Taviano que tinha razões para não poder levar ninguém para sua casa, gaguejando, se valeu logo daquela desculpa:
– É! É me-mesmo! Minha casa é muito afastada do centro. Não dá certo.
– Lá na UÓ tenho quase certeza que não vão permitir uma pessoa que não é aluna ficar morando no Campus...
– “O que é que eu vou fazer com esse fim de tarde?” – perguntou Branca com cada olho que parecia umas bolas de bilhar de tão arregalados de medo.
– Você vem para minha casa, filha! – falou uma voz atrás do trio ternura.
Os três, surpresos, se viraram ao mesmo tempo e deram de cara com Floribunda de braços estendidos para a filha.



Lucrécia estava de cócoras atrás de uma moita de comigo-ninguém-pode, escondendo-se de Levitraz e da irmã, rezando para que ninguém a encontrasse ali.
Já era quase uma da tarde e a megera tinha acabado de almoçar um pedaço de pão seco e dormido que roubara da cozinha, quando a moita começou a se balançar, tremelicar. O coração de Lucrécia disparou.
As folhas se afastaram, então, e uma cara cínica apareceu:
– Açôôôôô! – exclamou Levitraz com uma voz fininha e irônica. – Vendo você aí de cócoras no meio das formigas, eu poderia jurar que você está se escondendo de mim e de sua maninha...
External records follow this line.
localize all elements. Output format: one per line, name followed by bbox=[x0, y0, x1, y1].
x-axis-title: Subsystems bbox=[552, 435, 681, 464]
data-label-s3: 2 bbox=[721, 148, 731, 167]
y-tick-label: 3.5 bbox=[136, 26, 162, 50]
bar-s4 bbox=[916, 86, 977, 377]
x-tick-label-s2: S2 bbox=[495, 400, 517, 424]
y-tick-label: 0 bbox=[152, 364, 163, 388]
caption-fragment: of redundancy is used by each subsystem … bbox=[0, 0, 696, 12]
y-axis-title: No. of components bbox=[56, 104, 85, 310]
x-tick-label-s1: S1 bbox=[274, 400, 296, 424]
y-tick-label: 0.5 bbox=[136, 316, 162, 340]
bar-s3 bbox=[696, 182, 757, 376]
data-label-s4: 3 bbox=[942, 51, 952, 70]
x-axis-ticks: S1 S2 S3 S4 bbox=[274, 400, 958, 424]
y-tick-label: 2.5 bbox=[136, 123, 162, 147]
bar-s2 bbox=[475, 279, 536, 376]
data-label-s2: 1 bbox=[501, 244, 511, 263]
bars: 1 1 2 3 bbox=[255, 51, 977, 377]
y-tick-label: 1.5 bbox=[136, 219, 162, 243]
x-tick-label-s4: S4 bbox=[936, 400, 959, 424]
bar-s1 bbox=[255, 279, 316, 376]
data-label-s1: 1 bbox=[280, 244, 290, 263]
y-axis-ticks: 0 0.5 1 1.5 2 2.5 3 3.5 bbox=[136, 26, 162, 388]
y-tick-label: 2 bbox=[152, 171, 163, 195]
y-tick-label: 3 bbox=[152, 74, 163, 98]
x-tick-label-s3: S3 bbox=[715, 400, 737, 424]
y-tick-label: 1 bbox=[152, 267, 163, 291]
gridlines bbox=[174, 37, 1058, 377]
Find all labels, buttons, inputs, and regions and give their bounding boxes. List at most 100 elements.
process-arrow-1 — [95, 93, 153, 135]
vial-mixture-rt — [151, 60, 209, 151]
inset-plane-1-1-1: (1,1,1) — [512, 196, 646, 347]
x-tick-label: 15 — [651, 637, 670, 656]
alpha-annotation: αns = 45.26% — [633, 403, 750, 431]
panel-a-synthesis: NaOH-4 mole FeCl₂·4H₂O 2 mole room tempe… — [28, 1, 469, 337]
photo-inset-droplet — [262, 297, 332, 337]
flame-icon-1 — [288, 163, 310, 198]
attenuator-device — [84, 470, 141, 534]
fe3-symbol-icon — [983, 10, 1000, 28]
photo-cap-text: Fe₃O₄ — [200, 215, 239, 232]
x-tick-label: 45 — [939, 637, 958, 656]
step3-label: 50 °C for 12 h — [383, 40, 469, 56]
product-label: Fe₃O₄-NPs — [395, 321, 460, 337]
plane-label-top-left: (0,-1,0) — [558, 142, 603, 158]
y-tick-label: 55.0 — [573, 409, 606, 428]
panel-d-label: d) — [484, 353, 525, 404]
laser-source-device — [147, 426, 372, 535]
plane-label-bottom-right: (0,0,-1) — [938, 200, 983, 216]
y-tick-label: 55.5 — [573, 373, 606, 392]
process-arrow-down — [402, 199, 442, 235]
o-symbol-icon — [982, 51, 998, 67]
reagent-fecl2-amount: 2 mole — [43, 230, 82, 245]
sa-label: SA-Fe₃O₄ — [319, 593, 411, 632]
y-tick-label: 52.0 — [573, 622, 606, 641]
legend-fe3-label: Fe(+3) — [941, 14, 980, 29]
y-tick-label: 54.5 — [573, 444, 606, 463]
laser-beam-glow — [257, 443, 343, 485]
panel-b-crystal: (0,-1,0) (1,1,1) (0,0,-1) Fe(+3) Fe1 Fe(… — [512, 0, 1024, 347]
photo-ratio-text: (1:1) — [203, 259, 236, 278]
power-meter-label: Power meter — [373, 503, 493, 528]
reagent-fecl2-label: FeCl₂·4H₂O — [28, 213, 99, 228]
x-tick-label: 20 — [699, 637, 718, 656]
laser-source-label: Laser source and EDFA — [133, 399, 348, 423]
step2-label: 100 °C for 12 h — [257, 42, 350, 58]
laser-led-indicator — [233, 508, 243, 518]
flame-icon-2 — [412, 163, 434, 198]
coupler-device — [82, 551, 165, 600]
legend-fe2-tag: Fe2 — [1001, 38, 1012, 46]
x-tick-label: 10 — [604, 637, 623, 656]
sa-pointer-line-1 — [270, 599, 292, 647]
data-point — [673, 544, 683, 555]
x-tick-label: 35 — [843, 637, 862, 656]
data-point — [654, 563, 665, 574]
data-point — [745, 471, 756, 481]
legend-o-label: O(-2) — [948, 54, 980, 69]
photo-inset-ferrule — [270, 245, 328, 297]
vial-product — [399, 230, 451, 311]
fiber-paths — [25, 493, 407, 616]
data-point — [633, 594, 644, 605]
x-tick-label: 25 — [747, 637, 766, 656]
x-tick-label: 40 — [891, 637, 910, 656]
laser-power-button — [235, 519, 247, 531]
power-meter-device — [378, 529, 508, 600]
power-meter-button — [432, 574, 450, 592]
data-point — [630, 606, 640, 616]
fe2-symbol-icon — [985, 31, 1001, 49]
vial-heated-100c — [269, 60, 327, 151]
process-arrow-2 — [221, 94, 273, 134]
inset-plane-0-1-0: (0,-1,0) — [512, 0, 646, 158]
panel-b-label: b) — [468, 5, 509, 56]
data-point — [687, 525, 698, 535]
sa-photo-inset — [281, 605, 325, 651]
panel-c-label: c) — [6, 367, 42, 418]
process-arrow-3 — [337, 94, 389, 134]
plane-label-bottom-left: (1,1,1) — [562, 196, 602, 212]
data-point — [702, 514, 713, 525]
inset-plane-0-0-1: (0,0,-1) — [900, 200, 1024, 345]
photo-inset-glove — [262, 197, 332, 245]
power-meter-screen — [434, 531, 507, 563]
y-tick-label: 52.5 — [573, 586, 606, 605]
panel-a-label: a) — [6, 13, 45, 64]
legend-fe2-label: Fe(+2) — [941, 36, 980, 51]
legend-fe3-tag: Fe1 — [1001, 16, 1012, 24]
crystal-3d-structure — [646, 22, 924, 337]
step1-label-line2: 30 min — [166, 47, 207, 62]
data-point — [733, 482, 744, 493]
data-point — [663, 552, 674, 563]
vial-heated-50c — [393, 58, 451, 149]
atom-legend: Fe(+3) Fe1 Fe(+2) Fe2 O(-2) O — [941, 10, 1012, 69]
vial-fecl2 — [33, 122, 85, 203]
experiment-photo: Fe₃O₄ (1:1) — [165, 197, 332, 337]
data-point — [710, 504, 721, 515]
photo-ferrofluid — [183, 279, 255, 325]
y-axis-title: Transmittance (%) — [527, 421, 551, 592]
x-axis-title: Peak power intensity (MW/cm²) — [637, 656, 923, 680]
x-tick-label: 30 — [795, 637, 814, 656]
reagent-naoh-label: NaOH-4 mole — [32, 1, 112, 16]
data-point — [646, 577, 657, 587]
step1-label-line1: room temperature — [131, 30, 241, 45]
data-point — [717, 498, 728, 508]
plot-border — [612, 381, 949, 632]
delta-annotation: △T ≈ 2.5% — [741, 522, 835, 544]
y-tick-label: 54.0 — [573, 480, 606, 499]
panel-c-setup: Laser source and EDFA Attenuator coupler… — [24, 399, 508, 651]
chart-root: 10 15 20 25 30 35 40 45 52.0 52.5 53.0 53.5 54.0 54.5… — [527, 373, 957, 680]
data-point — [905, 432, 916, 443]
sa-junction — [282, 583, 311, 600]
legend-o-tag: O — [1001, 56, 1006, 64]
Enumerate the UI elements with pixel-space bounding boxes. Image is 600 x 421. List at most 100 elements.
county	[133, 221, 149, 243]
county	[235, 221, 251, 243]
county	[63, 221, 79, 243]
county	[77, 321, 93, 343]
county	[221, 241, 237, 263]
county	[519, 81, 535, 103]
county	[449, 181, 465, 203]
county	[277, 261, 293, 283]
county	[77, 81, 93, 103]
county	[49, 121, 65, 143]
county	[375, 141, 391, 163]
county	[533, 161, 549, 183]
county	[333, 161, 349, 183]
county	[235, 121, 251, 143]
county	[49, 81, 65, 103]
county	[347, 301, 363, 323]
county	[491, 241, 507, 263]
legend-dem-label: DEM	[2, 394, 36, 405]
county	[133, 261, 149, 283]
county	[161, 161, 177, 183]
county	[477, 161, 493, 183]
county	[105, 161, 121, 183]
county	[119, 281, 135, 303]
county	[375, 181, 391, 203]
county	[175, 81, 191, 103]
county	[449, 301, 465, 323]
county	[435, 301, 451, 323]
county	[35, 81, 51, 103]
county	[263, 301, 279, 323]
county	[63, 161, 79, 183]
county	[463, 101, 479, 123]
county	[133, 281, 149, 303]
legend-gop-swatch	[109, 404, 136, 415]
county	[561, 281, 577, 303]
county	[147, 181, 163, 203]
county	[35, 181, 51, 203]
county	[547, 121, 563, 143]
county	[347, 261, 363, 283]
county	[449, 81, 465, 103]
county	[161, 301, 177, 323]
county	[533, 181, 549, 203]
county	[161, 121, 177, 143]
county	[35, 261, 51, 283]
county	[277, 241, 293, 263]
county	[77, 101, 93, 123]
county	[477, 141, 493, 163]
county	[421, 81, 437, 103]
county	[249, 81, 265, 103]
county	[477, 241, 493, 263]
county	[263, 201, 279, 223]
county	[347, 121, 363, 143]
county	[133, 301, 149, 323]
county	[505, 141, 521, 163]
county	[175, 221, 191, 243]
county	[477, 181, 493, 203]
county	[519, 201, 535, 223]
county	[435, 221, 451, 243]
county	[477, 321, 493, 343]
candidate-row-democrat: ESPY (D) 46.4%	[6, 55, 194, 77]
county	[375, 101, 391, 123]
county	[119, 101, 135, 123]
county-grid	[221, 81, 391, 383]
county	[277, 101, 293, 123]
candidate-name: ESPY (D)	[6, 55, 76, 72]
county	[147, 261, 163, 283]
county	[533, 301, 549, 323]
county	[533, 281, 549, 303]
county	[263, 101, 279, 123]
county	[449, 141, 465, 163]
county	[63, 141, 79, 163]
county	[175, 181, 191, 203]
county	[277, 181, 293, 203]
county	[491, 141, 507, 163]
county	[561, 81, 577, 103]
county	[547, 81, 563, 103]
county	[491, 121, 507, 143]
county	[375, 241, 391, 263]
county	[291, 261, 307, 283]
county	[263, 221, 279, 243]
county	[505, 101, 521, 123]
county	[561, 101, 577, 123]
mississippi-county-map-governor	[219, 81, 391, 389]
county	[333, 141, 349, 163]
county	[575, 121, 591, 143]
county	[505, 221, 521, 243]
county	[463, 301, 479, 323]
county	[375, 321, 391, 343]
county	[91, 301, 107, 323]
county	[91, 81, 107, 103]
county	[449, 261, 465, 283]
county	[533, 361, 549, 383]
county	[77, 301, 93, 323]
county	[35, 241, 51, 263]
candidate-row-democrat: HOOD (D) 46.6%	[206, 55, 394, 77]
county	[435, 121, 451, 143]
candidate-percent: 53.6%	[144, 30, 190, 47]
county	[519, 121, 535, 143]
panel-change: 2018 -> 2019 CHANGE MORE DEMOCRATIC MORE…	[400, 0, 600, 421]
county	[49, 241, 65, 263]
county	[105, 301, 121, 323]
– Pxiiiii! Cala a boca, diabo, fala baixo!
– Lulu Sapinha, chega de brincar de esconde-esconde e vá logo se arrumar para você ir a luta, minha filha. Ou você acha que meu dinheiro vai cair do céu?
- Poxa, cara, tu é foda! Me diz: onde é, pelo amor de Deus, cara, que eu vou conseguir um milhão de dólares? Me diz.
- E eu sei? Isso é problema seu, Lulu Camufla! Dê seus pulos.
- Só se eu pular no teu pescoço, diabo, e te esganar!
- Ahahahah! Você é uma pândega. - e subitamente sério, o que fez gelar o sangue da megera. - Eu quero o meu dinheiro daqui para o final da semana.
- Final da semana!!! Você pirou, porra? Olha, Levitraz, tu tá muito doido, cara, muito doido!
- Quem pirou foi você, sua égua! - pensou nas ameças do Doutor Epaminondas. - Está pensando que eu tenho todo o tempo do mundo, sua idiota? Te vira, minha filha, te vira. Ou eu acabo com teus planos e tu volta para miséria de onde tu veio.
Lucrécia quase se borrou.




Ludmárcia foi decretada falar com Ivanir.
– Bom dia!
– O que tem de bom? – o rapaz estava tão desesperado que nem a beleza estonteante de Ludmárcia o comoveu.
– Grosso! – admirou-se a moça, pondo a mão no coração, que disparava loucamente.
– Você ainda não viu nada! – Ivanir não precisava soltar mais essa grosseria.
– Senhor, eu só vim aqui po-porque-que estou precisando usar urgentemente um computador.
– E eu com isso? – Ivanir falava com ela sem levantar a vista, não queria se distrair do que fazia, já havia encontrado o nome e o contado de 57 bancos, 30 financeiras, 27 agiotas e ainda faltava pesquisar os traficantes, os bicheiros e os proxenetas.
– Como “eu com isso”? Você está usando um computador e eu estou precisando de um por um instantinho apenas. O senhor poderia me emprestar, por obséquio?
– Não. – e continuava a teclar.
– Como “não”? O senhor é muito mal-educado, nem parece sobrinho do seu tio.
– Bla-bla-blá! Por que não vai se queixar para o PROCON?
– Estúpido! – Sempre muito calma, aquele homem era o único que conseguia tirar Ludmárcia do sério. A pobrezinha, de tão humilhada, estava quase chorando. Ficou tão irritada, mas tão irritada e perturbada, que perdeu a razão e fez o inconcebível: adiantou-se e tomou o notebook de Ivanir a força: – Me dá isso aqui!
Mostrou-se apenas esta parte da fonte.